Plus, in the last 30 years, exercise has stayed about the same, while overweight and obesity have skyrocketed. So something else must be at play – like the type of food we’re eating. That part has gotten steadily worse over the years, as highly-processed sugary foods and sodas have taken over as our go-to choices. “According to the Lancet global burden of disease reports,” they write, “poor diet now generates more disease than physical inactivity, alcohol and smoking combined.” This is a disturbing statistic. But it gets worse.

The related and larger issue is that even normal weight people who exercise will, if they eat poorly, have metabolic markers that put them at very high risk of chronic illness and early mortality. “Up to 40% of those with a normal body mass index will harbour metabolic abnormalities typically associated with obesity, which include hypertension, dyslipidaemia, non-alcoholic fatty liver disease and cardiovascular disease.”

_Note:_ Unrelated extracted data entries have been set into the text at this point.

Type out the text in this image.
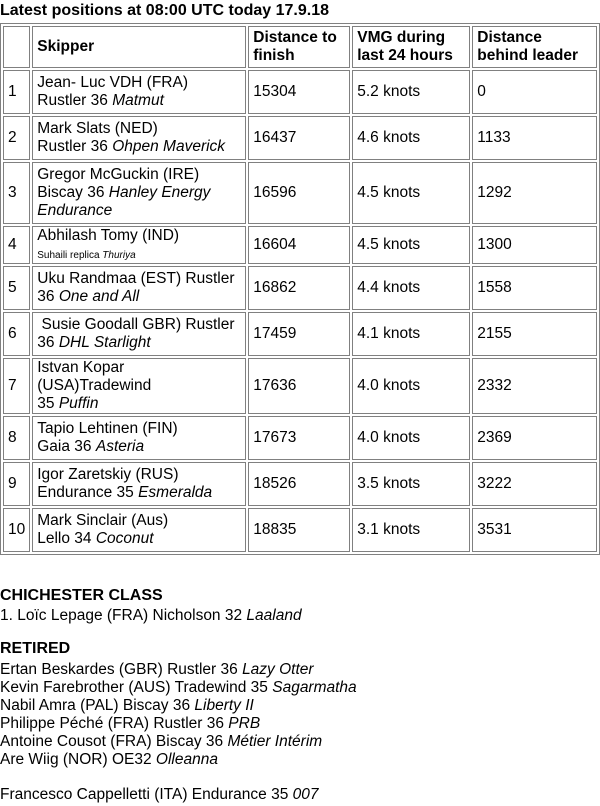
Latest positions at 08:00 UTC today 17.9.18
	Skipper	Distance to finish	VMG during last 24 hours	Distance behind leader
1	Jean- Luc VDH (FRA)
Rustler 36 Matmut	15304	5.2 knots	0
2	Mark Slats (NED)
Rustler 36 Ohpen Maverick	16437	4.6 knots	1133
3	Gregor McGuckin (IRE)
Biscay 36 Hanley Energy Endurance	16596	4.5 knots	1292
4	Abhilash Tomy (IND)
Suhaili replica Thuriya	16604	4.5 knots	1300
5	Uku Randmaa (EST) Rustler
36 One and All	16862	4.4 knots	1558
6	Susie Goodall GBR) Rustler
36 DHL Starlight	17459	4.1 knots	2155
7	Istvan Kopar (USA)Tradewind
35 Puffin	17636	4.0 knots	2332
8	Tapio Lehtinen (FIN)
Gaia 36 Asteria	17673	4.0 knots	2369
9	Igor Zaretskiy (RUS)
Endurance 35 Esmeralda	18526	3.5 knots	3222
10	Mark Sinclair (Aus)
Lello 34 Coconut	18835	3.1 knots	3531
CHICHESTER CLASS
1. Loïc Lepage (FRA) Nicholson 32 Laaland
RETIRED
Ertan Beskardes (GBR) Rustler 36 Lazy Otter
Kevin Farebrother (AUS) Tradewind 35 Sagarmatha
Nabil Amra (PAL) Biscay 36 Liberty II
Philippe Péché (FRA) Rustler 36 PRB
Antoine Cousot (FRA) Biscay 36 Métier Intérim
Are Wiig (NOR) OE32 Olleanna
Francesco Cappelletti (ITA) Endurance 35 007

And the crux of the issue is this: We’re continually “fed” the idea that all that’s behind the rise in obesity is lack of exercise, or sedentariness. There have certainly been a lot of studies and popular articles suggesting that sitting is our downfall. Instead of effective messages about diet and health that science actually knows to be true, “members of the public are drowned by an unhelpful message about maintaining a ‘healthy weight’ through calorie counting,” the team writes, “and many still wrongly believe that obesity is entirely due to lack of exercise. This false perception is rooted in the Food Industry’s Public Relations machinery, which uses tactics chillingly similar to those of big tobacco.”

What we know to be true is much simpler: “Sugar calories promote fat storage and hunger,” the write. “Fat calories induce fullness or satiation.” For every additional 150 calories in sugar (i.e., a can of soda) a person consumes per day, the risk for diabetes rises 11-fold, regardless of how much or little we exercise. The single most effective thing people can do for their weight, they write, is to restrict calories – and even more, restrict carbohydrates.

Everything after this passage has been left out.